The dedication plaque on the wall reads: For more than 40 years, Joy Moss has advocated for and supported children’s access to authentic literature as the primary context for literacy learning.
Yet another way Joy helped promote her lifelong passion—early literacy education—was by endowing the Joy F. Moss Education Scholarship at the Warner School. The scholarship supports elementary teachers who want to pursue additional certification as Literacy Specialists.
“Joy’s love for reading and instilling that in children was always evident. In addition to learning from her, through her scholarship I was able to pursue an additional certification in reading and literacy during my graduate studies,” said Carly Metzger, 2014 Joy F. Moss Education Scholarship recipient. “I hope I can live up to her legacy and pass on the passion of children’s literacy.”
“The Joy F. Moss Scholarship was a key factor, which made going back to the Warner School a possibility for me. I am forever grateful for Mrs. Moss’s generosity and kindness!” said 2013 Scholarship recipient Jameelah Hood, who as an ESOL teacher in the Rochester City School District has incorporated the reading and literacy practices she learned at Warner.
An Extraordinary Legacy Lives On
Joy died peacefully at home surrounded by family on March 14, 2021. She is survived by her three children, Kathy Lowengrub (Jeff Lowengrub), Debbie Moss (Keith Somers), and David Moss (Abby Rischin); nine grandchildren; and four great-grandchildren. Joy’s remarkable legacy will long be remembered.
“Joy Moss was indeed a visionary who loved books, reading, and teaching. She helped prepare many, many elementary educators and reading specialists, and positively affected the literacy learning for endless numbers of their students. Her influence will continue well into the future,” commented Carol St. George, Associate Professor, Teaching and Curriculum Director, Reading and Literacies Program at the Warner School.
“Joy was an extraordinary individual. It was clear from the overflowing gathering of friends and relatives (at her Shiva service) that her legacy will be equally extraordinary through everyone and everything she touched,” said Preston Faulkner, Executive Director of Warner Advancement.
“Mom was fun, she was selfless, she was full of love, and she knew what mattered,” said her son, David, in his heartfelt tribute at Joy’s Shiva.

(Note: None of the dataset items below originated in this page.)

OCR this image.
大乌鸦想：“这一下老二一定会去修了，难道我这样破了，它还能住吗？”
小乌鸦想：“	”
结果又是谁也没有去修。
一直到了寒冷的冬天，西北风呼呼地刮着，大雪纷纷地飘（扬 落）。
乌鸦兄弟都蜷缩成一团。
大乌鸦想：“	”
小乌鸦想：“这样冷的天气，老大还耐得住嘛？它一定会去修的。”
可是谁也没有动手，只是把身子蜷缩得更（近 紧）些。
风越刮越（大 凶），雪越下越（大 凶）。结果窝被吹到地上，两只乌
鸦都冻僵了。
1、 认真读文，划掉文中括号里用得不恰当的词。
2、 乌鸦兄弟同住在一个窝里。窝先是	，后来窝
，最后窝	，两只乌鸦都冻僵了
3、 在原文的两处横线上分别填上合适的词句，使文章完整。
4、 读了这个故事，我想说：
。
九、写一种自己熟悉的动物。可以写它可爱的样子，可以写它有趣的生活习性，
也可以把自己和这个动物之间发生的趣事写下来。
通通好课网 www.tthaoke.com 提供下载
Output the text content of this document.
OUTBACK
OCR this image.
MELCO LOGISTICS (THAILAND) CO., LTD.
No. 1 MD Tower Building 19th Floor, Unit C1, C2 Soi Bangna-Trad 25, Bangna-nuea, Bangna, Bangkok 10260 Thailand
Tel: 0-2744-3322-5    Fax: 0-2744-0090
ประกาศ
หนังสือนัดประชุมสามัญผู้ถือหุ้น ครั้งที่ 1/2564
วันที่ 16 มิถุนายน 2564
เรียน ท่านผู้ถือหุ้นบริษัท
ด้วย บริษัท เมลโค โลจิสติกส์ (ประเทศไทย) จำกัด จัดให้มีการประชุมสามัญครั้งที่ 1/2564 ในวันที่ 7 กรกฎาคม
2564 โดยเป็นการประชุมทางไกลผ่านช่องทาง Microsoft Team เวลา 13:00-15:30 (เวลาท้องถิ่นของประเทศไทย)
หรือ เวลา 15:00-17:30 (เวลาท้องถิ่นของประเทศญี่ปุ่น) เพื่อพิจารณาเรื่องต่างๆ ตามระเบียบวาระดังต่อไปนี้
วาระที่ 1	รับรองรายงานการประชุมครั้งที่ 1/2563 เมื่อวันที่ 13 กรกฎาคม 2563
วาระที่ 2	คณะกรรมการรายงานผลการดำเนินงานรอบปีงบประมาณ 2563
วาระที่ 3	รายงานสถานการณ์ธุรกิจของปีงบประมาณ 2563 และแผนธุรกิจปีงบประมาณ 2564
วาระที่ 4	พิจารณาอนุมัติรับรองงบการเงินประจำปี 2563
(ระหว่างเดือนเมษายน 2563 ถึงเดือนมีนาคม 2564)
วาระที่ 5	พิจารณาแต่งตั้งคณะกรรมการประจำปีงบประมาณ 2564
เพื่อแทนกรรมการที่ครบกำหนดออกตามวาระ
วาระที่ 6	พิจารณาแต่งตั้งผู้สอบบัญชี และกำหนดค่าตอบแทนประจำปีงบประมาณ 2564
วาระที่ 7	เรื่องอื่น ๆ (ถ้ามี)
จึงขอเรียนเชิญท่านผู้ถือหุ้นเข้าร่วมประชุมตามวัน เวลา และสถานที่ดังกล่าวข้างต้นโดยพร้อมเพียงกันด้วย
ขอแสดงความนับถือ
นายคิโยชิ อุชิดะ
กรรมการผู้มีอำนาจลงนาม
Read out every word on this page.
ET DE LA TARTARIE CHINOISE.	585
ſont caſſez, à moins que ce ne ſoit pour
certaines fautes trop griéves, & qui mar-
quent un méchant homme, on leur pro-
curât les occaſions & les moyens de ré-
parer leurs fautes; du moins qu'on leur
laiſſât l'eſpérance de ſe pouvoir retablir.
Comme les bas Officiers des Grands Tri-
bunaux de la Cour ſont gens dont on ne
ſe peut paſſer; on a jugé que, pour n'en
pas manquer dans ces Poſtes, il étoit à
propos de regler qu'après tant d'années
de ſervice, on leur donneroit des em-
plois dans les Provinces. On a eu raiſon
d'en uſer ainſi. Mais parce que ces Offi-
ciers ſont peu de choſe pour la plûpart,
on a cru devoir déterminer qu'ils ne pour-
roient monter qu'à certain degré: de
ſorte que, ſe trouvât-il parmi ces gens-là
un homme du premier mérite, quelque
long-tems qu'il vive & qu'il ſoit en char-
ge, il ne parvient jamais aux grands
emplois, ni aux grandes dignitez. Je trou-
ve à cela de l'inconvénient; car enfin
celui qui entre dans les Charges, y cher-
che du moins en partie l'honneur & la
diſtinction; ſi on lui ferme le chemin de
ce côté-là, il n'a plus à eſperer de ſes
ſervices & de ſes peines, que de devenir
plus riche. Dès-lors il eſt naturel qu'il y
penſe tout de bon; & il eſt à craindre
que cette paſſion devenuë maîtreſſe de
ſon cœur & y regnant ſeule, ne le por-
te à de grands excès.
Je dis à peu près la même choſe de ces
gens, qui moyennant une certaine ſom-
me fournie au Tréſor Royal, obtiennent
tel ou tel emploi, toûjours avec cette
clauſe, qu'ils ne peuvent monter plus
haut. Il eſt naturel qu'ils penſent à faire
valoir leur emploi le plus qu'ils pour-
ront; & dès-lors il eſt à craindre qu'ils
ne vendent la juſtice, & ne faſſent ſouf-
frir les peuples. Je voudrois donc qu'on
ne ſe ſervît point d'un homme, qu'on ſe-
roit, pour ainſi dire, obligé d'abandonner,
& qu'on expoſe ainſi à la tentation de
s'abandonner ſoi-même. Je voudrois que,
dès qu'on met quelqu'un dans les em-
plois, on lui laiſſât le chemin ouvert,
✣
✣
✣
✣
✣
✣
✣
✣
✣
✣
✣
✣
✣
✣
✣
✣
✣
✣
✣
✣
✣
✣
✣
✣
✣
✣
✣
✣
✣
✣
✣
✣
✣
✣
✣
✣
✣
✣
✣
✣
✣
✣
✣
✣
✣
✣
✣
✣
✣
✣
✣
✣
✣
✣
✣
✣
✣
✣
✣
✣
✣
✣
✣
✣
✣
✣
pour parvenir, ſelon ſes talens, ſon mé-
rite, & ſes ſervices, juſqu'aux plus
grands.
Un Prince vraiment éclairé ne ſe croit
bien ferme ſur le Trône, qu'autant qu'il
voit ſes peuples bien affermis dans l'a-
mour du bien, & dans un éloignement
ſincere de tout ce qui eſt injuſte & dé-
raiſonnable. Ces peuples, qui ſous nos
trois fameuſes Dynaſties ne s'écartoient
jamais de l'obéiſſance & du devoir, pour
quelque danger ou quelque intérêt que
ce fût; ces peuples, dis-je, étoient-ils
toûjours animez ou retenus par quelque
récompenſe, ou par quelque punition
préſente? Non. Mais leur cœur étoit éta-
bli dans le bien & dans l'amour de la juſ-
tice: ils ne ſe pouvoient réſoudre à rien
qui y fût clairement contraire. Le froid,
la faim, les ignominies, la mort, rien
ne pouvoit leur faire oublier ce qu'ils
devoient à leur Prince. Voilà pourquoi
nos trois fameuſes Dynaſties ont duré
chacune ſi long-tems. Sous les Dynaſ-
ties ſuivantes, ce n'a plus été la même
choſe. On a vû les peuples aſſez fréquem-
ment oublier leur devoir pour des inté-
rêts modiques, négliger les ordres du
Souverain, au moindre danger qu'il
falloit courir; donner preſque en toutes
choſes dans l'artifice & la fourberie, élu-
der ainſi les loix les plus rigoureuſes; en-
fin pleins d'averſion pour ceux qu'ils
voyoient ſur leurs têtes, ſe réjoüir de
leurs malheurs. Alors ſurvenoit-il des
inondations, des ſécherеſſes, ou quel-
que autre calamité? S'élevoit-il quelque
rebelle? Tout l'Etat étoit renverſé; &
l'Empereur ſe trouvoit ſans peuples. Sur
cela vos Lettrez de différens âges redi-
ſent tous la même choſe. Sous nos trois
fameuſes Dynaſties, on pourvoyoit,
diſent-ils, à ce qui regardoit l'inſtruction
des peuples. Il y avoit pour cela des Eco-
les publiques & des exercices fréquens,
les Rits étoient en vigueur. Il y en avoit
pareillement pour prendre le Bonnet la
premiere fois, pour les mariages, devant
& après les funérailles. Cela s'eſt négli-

In her closing remarks at the Shiva, Joy’s daughter, Debbie, shared a statement from the Heroes and Heroines Focus Unit in one of the many books her mother authored:
The fact that a single individual can make a difference in the lives of others is a message inherent in a great many narratives written for children as well as adults.
“That’s certainly the message in my mother’s narrative,” Debbie pointed out. “She indeed was a hero, my hero. I feel blessed to have been raised by her, loved and inspired by her, and hope to continue her march.”